Troubleshoot evaluation
Preview
This feature is in Public Preview.
This article describes issues you might encounter when evaluating generative AI applications using Mosaic AI Agent Evaluation, and how to fix them.
Model errors
mlflow.evaluate(..., model=<model>, model_type="databricks-agent")
invokes the provided model on each row of the evaluation set. Model invocation might fail, for example, if the generative model is temporarily unavailable. If this occurs, the output includes the following lines, where n
is the total number of rows evaluated and k
is the number of rows with an error:
**Evaluation completed**
- k/n contain model errors
This error appears in the MLFlow UI when you view the details of a particular row of the evaluation set.

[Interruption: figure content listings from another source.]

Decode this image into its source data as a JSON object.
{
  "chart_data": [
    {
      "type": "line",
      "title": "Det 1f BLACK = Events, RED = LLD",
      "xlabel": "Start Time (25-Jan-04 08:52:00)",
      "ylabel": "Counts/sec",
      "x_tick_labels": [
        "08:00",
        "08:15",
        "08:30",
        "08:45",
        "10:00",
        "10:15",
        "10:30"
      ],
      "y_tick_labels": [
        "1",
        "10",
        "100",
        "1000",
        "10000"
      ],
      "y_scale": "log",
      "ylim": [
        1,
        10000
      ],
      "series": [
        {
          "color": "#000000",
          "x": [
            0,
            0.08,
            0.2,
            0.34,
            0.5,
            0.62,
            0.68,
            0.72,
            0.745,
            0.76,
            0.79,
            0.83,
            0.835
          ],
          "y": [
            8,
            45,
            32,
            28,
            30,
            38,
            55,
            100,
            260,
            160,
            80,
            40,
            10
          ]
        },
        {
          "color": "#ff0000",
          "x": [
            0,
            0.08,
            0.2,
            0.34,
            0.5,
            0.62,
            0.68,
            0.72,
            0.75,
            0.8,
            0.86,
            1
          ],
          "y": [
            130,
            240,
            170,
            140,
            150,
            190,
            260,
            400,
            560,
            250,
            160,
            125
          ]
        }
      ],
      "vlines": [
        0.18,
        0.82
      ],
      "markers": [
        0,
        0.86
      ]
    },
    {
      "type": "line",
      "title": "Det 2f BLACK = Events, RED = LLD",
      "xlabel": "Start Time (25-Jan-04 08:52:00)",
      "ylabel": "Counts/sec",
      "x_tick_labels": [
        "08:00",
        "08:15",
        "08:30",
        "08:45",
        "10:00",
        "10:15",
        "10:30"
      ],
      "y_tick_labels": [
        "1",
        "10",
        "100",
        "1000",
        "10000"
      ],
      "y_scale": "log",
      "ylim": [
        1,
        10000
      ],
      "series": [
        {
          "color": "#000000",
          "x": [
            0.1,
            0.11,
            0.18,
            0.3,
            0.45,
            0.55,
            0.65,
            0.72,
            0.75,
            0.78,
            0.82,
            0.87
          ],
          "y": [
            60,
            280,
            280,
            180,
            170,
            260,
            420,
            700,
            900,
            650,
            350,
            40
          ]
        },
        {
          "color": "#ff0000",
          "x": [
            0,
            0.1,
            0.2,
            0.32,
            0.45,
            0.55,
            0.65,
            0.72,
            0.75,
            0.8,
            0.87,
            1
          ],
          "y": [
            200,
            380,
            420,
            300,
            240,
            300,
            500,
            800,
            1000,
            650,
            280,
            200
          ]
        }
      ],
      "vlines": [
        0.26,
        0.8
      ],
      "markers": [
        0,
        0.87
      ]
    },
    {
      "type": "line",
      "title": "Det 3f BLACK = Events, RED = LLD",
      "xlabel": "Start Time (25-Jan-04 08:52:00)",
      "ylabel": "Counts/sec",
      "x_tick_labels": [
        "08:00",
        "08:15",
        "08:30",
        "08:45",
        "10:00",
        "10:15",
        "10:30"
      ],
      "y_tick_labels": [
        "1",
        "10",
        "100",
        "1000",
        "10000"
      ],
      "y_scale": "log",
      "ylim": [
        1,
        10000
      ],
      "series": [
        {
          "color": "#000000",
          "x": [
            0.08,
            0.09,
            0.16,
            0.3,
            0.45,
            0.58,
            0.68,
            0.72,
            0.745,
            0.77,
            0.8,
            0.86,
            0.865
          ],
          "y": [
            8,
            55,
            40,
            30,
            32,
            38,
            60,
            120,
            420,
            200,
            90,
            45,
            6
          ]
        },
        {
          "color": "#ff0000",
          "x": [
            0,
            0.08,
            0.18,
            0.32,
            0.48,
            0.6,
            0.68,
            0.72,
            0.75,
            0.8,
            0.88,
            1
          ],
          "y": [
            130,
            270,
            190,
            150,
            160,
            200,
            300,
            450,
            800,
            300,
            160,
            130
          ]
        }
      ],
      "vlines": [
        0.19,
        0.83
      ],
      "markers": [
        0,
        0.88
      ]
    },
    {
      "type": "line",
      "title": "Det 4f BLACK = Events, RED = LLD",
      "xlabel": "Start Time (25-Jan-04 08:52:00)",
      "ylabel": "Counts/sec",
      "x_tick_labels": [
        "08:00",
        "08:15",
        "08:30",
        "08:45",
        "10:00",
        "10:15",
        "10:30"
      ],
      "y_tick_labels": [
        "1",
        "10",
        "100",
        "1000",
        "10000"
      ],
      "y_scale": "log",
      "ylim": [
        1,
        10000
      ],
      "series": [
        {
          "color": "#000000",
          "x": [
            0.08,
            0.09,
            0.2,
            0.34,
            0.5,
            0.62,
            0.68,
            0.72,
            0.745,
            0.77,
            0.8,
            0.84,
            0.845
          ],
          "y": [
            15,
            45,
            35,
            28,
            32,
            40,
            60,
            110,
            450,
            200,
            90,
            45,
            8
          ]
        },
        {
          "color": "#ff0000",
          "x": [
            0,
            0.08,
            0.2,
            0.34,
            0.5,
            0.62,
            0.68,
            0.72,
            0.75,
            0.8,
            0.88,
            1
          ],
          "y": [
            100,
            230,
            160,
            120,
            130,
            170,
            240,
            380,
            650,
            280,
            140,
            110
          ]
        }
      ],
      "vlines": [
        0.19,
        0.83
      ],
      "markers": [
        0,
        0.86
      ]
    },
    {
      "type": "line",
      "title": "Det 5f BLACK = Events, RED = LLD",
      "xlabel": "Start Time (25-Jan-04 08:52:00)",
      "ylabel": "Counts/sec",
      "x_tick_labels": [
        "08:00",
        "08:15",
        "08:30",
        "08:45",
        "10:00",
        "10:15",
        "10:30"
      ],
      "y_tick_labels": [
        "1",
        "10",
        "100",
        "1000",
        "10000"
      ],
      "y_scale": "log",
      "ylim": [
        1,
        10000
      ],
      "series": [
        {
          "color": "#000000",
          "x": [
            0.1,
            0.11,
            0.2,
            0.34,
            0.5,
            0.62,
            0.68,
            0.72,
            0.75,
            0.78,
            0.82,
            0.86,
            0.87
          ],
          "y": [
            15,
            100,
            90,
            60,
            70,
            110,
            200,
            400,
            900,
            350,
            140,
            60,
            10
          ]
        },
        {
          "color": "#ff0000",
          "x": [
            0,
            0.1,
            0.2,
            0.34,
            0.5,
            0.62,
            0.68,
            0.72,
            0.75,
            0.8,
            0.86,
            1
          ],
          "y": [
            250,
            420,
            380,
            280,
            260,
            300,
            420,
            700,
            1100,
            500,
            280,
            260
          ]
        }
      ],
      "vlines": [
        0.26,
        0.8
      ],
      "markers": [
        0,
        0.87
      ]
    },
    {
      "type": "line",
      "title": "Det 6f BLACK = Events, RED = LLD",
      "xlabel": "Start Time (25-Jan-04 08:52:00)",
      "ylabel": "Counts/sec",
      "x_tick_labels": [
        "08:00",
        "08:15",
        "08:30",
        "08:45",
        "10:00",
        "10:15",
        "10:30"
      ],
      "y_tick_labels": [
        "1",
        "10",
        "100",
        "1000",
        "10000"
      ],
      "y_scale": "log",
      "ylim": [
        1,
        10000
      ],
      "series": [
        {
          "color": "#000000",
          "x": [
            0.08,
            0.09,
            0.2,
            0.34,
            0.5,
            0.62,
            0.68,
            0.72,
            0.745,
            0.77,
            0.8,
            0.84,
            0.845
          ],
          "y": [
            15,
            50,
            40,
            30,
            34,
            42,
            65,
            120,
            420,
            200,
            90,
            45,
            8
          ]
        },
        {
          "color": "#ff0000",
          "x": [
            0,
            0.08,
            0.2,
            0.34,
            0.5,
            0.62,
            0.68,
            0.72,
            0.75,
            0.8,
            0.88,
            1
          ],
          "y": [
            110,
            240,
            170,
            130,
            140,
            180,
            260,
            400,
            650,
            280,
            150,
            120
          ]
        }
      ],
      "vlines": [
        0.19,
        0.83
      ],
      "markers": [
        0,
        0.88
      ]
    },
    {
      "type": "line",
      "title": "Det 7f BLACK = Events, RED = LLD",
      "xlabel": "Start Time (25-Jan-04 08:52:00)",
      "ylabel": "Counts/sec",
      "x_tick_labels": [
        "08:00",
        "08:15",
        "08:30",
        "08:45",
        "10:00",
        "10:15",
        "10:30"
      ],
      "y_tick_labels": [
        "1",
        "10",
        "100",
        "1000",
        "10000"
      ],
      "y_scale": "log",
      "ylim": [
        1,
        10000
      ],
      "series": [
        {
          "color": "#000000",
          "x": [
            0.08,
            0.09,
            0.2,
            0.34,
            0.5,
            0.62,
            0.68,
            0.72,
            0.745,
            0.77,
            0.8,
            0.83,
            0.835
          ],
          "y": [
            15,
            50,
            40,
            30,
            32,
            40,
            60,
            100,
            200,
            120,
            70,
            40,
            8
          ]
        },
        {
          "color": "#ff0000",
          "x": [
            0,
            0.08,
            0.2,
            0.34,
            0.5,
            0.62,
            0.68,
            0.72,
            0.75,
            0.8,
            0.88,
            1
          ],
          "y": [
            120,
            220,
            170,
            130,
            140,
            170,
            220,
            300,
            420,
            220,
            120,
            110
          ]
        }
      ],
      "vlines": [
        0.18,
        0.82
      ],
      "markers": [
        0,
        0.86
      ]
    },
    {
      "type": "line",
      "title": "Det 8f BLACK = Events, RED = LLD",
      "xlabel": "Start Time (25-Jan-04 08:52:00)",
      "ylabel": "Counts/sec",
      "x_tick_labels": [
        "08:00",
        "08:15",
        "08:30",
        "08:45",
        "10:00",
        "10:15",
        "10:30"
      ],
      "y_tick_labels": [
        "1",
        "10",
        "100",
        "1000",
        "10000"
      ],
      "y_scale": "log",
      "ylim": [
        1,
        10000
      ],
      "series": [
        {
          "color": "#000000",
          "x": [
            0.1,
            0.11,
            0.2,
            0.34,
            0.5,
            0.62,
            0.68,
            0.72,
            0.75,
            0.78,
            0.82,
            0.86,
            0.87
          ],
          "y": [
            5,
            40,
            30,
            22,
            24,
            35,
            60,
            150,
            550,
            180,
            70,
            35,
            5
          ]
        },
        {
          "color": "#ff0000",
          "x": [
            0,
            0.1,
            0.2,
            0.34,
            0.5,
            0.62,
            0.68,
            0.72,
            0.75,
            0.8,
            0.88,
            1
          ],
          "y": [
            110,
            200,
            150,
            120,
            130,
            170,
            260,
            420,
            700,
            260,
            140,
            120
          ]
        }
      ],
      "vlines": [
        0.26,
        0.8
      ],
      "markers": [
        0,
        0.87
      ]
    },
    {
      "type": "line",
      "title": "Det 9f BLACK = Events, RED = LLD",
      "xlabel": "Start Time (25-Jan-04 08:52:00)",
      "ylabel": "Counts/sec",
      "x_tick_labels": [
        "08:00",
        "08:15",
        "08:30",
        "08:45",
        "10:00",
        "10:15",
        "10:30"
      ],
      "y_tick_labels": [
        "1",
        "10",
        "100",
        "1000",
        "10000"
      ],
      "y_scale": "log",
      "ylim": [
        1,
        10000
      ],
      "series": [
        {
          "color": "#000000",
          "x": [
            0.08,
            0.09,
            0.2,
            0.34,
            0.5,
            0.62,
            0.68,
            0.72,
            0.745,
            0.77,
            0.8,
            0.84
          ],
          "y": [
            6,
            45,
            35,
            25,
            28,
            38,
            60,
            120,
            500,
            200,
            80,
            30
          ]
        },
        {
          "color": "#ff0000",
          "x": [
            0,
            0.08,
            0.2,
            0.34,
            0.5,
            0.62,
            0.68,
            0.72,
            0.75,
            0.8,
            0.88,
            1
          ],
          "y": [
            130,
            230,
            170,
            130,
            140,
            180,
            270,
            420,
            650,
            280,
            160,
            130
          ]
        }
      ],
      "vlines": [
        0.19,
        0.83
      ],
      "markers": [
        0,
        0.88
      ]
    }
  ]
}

You can also view the error in the evaluation results DataFrame. In this case, you see rows in the evaluation results containing model_error_message
. To view these errors, using the following code snippet:
result = mlflow.evaluate(..., model=<your model>, model_type="databricks-agent")
eval_results_df = result.tables['eval_results']
display(eval_results_df[eval_results_df['model_error_message'].notna()][['request', 'model_error_message']])
If the error is recoverable, you can re-run evaluation on just the failed rows:
result = mlflow.evaluate(..., model_type="databricks-agent")
eval_results_df = result.tables['eval_results']
# Filter rows where 'model_error_message' is not null and select columns required for evaluation.
input_cols = ['request_id', 'request', 'expected_retrieved_context', 'expected_response']
retry_df = eval_results_df.loc[
eval_results_df['model_error_message'].notna(),
[col for col in input_cols if col in eval_results_df.columns]
]
retry_result = mlflow.evaluate(
data=retry_df,
model=<your model>,
model_type="databricks-agent"
)
retry_result_df = retry_result.tables['eval_results']
merged_results_df = eval_results_df.set_index('request_id').combine_first(
retry_result.tables['eval_results'].set_index('request_id')
).reset_index()
# Reorder the columns to match the original eval_results_df column order
merged_results_df = merged_results_df[eval_results_df.columns]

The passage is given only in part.